Lieutenant Bob Kroll, head of the local police union, told the Minneapolis Star Tribune that the protests were dampening the capacity of the police department to service residents:

[Kroll] said he is frustrated that the chief allowed protesters to pitch any tents at the North Side precinct building. Instead of patrolling the streets, officers from the precinct have to guard and manually open the gate to a parking lot where the squads and their vehicles are stored.

They monitor the encampment from the precinct’s windows and security cameras while several SWAT units are on standby, he said.

To backfill, officers from other precincts have to patrol the North Side communities. This takes them away from their own areas and potentially leads to longer response times to 911 calls, he said.

“This can only get worse,” he said. “Our officers feel helpless, like they are sitting ducks.”

Add to this accounts from Monday night, including video footage allegedly taken from the perspective of the shooters, and it appears that Black Lives Matter protesters have laid exclusive claim to the streets surrounding the 4th Precinct. They’re deciding who can stay and who must go, and they’re taking it upon themselves to “escort” anyone they think “weren’t supposed to be there” from the area.

At what point has the city lost control?
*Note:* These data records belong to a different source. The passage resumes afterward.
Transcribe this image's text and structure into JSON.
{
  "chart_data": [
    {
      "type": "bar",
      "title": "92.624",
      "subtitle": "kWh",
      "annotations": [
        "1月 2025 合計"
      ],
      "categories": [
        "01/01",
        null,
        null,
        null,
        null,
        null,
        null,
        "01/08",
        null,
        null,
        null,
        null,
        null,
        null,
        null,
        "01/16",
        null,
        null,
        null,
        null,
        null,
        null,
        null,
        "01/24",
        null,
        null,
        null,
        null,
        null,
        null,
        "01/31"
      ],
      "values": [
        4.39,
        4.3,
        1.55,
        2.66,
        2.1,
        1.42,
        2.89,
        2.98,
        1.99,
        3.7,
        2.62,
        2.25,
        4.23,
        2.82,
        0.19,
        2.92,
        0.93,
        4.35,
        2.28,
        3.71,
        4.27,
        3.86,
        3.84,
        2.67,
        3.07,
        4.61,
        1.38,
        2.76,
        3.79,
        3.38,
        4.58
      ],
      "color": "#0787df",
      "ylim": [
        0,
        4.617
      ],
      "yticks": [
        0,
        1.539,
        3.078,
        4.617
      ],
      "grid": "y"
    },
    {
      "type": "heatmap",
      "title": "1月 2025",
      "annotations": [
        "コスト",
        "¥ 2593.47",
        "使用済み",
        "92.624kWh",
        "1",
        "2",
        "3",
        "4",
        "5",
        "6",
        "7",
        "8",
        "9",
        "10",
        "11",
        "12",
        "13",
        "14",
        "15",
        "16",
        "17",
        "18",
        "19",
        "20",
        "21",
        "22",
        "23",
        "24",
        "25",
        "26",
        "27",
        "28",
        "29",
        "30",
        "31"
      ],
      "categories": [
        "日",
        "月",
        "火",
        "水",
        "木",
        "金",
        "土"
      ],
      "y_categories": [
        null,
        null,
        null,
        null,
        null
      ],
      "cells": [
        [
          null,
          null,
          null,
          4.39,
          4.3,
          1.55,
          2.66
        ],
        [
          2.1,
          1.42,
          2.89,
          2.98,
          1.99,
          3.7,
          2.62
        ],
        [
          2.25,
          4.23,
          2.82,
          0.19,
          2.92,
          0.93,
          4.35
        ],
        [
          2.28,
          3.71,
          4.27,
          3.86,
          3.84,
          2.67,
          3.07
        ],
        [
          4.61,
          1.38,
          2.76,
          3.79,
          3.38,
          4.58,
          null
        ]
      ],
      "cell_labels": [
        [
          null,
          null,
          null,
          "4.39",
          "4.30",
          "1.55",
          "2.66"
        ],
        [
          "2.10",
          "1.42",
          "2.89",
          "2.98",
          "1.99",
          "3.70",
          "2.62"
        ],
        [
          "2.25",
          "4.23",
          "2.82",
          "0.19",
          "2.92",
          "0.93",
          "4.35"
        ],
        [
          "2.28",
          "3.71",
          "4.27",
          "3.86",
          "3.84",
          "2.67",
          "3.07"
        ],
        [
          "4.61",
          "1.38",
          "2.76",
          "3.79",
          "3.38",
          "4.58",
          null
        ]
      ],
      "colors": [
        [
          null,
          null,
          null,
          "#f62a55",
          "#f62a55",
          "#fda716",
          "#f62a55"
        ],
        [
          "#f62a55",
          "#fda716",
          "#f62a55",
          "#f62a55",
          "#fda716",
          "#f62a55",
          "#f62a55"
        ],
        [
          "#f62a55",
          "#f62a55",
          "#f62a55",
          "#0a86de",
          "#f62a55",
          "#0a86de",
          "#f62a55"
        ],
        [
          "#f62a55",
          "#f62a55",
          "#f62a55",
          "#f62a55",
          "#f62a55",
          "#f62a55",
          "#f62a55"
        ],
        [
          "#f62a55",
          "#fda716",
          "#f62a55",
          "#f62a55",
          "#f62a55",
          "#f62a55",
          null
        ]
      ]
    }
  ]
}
When you have protesters flaunting the law, assuming physical control of public property, taking it upon themselves to physically confront people on the street, at what point has the city neglected its responsibility to maintain law and order?

These are questions which no one seems to be asking in the mainstream media. The conventional wisdom seems to be that cracking down on Black Lives Matter would be a greater evil than tolerating continued disorder.

Emerging facts suggest that the shooters from Monday night may have been looking for trouble. Three men have been arrested, and clues on social media suggest that they may have been white supremacists trolling the protest. Even so, it should be noted that there would be no protest to troll if city officials, particularly the mayor and the police chief, upheld the letter of the law.